Air France expects to operate 41 percent of its flights on Monday as a pilots strike over cost cuts and plans for the company's budget Transavia unit enters its second week.
More than half of the company's flights have been scrapped during the strike, disrupting the travel plans of tens of thousands of passengers.
The airline estimates that the stoppage is costing the company 10 million to 15 million euros ($13-19 million) a day, implying the cost of the walkout could rise to as much as 180 million euros by September 26.
Passengers whose flights are cancelled will be fully reimbursed, while the compensation for delayed flights will range between €250 to €600.
Strike ‘disastrous’ for Air France
The industrial action is in protest at Air France's planned development of its budget subsidiary, Transavia, launched to compete with no-frills airlines that are increasingly grabbing market share for flights around Europe and the Mediterranean.
Unions fear the company will seek to cut costs by running more low-cost Transavia flights, where pilots are paid less, at the expense of Air France operations.
On Monday the head of Air France-KLM Alexandre de Juniac offered to postpone the roll-out of Transavia’s services to “create time to carry out a thorough dialogue on the plan and to formulate the necessary guarantees with unions”, he told French daily Le Monde.

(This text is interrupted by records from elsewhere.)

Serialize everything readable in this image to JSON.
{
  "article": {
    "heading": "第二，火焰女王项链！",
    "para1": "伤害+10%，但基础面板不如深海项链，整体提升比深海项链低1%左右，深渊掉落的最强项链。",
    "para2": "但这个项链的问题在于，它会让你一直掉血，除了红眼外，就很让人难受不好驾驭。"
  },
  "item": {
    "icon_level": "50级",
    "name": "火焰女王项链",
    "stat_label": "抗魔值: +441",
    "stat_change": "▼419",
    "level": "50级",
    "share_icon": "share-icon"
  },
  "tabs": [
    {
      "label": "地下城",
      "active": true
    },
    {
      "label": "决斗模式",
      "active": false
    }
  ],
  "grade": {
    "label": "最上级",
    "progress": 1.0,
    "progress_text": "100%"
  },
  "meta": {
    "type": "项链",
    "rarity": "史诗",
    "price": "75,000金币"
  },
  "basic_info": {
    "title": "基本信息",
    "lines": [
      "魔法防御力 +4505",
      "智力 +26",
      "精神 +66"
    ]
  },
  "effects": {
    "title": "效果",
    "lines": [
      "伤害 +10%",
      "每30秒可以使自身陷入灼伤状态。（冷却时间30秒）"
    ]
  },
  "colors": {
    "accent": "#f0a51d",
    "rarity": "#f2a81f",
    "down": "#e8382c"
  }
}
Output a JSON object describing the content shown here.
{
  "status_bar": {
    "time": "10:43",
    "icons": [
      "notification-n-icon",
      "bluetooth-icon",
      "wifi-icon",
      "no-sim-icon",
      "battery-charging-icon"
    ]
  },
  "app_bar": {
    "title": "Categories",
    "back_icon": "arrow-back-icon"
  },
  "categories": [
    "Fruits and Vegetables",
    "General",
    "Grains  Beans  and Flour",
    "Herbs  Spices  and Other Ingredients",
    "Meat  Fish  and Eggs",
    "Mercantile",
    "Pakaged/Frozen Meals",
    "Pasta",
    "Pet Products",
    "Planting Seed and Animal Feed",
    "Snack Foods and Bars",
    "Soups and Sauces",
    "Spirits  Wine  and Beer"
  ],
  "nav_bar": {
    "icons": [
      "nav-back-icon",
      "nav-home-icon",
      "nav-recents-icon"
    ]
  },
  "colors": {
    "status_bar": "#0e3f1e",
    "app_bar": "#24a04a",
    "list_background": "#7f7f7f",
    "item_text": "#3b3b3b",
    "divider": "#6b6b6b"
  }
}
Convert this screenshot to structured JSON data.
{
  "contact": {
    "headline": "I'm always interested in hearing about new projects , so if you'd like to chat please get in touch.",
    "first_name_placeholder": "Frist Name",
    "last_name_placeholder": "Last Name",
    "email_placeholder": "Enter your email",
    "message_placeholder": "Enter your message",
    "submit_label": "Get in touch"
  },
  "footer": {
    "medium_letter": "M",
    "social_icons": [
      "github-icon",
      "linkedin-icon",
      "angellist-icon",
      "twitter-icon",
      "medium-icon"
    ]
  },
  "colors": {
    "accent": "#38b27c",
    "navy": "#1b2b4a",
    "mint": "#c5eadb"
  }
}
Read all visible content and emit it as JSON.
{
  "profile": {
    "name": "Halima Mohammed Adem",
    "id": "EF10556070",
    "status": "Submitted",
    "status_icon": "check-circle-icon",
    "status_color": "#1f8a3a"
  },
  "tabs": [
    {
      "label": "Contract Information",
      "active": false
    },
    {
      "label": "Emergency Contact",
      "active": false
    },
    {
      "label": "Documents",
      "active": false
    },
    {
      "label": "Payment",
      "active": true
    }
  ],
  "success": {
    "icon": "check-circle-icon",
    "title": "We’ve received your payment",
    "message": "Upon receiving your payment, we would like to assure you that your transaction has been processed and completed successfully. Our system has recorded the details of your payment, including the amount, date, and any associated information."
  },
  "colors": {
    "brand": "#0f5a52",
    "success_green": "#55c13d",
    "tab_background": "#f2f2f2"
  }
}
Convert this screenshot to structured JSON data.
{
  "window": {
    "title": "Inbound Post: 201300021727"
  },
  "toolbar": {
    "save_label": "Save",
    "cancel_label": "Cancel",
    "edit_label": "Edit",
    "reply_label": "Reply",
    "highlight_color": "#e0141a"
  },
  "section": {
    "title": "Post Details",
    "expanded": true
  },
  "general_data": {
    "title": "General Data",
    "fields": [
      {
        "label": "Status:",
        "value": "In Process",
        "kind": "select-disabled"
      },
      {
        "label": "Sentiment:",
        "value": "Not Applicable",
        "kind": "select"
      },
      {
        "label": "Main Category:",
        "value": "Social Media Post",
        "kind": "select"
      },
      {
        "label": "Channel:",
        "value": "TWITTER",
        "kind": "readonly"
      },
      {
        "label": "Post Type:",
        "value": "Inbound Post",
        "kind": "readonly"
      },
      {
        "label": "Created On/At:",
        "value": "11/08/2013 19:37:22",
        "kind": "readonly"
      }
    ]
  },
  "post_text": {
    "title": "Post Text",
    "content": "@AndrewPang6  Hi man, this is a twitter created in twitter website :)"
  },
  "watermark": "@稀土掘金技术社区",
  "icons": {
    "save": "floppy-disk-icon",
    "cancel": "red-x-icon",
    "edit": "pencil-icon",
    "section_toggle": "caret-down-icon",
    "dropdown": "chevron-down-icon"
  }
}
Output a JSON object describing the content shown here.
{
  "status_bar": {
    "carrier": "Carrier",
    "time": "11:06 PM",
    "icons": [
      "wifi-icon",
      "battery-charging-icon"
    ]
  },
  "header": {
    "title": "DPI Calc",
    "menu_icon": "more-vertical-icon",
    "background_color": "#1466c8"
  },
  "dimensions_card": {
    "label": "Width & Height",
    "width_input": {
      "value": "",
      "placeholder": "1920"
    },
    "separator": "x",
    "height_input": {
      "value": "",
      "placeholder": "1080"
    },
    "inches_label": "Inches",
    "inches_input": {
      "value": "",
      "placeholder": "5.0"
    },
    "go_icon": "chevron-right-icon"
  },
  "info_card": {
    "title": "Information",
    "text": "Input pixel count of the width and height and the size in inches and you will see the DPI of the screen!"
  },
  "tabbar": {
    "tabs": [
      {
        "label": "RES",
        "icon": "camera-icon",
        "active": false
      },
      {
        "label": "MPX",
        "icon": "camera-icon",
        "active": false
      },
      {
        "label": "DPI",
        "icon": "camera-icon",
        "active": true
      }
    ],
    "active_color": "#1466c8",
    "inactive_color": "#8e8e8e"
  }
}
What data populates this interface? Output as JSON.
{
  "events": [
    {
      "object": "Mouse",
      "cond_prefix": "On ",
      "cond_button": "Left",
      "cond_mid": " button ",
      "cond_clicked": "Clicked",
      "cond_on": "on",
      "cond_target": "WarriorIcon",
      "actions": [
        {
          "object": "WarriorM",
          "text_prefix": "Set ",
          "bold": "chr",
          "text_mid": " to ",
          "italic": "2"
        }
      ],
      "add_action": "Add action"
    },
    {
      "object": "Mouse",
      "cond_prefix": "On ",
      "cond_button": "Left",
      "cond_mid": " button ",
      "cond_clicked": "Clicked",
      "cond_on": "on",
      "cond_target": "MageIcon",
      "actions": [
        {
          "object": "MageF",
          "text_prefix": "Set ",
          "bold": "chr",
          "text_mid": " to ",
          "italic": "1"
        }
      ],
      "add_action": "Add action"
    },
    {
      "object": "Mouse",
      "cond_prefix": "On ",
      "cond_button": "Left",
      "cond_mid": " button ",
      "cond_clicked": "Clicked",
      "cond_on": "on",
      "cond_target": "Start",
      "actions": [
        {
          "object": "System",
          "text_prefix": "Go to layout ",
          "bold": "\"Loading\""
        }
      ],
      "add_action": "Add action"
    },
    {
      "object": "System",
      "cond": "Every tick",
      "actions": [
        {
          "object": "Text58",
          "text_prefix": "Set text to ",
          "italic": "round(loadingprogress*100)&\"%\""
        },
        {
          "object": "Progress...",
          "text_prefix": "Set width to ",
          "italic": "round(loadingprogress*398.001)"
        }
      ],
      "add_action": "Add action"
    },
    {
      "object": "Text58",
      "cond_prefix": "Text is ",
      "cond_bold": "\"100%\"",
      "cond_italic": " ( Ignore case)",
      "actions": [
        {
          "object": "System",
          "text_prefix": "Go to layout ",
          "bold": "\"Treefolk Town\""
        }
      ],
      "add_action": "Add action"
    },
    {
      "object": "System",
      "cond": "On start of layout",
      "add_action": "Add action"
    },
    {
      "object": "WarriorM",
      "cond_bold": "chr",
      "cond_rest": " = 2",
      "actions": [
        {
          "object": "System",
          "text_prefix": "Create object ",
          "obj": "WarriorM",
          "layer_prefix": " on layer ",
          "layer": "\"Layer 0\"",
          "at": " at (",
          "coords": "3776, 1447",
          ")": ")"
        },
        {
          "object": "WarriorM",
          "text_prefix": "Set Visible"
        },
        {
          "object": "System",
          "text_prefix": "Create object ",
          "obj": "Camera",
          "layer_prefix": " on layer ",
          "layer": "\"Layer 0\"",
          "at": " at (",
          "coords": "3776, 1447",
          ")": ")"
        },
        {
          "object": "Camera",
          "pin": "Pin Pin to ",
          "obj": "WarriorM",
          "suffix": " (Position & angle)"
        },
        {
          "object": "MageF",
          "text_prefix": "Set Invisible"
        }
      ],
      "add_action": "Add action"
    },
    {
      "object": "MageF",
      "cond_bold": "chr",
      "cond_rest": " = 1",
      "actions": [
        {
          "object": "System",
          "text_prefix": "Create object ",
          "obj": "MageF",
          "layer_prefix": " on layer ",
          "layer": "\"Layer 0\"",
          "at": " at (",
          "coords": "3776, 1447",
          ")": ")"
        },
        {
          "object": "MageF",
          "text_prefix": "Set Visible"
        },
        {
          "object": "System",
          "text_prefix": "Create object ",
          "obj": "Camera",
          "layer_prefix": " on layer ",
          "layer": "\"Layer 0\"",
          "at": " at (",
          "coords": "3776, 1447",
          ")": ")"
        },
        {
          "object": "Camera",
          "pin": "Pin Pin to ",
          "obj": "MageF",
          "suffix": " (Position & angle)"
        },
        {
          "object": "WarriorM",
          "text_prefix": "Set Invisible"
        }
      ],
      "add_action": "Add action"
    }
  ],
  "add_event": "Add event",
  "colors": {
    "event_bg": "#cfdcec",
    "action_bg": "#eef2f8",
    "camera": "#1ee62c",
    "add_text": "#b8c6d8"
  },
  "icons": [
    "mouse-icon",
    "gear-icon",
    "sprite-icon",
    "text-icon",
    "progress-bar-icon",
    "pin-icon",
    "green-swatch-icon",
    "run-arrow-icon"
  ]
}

But he stressed that Air France KLM were committed to expanding budget services into the future.
However, Air France's main pilots' union later on Monday rejected this "last offer" to end the costly strike, dashing hopes of a breakthrough.
The union stated the offer was, "nothing but a smoke screen that offers no more guarantees than previous offers and does not solve any problems."
Budget travel 'a reality’
The French government is also keen to see a quick resolution to the strike, supporting Juniac’s stance that pilots should accept the reality of a low-cost future for the national carrier.
"There must be a positive approach in this situation, otherwise I think that it's the fate of the company that could be at stake," Transport Minister Alain Vidalies told France Info radio on Sunday. "The low cost (arena) is not a choice, it's an obligatory move, that's reality. I think pilots are fully aware of this."
The SNPL pilots union has called on French Prime Minister Manuel Valls to intervene to try to resolve the dispute.
"Talks have reached a complete impasse," the SNPL said in a statement. "Management is playing for time, waiting for the movement to weaken."
Air France has sought to end the strike by making some concessions, such as limiting the Transavia France fleet – but this is nor far enough for the unions.
The airline also sent an email to its pilots Sunday to try and put a stop to what it said were attempts to intimidate the 40 percent of pilots who are not striking.
"Several non-striking pilots have told management about intimidation attempts by other employees: physical and verbal threats, a wish to set up and publish a list of non-striking pilots," read the email, seen by AFP.
"Air France management will not tolerate any misdemeanour and will initiate steps necessary to punish those who engage in such acts."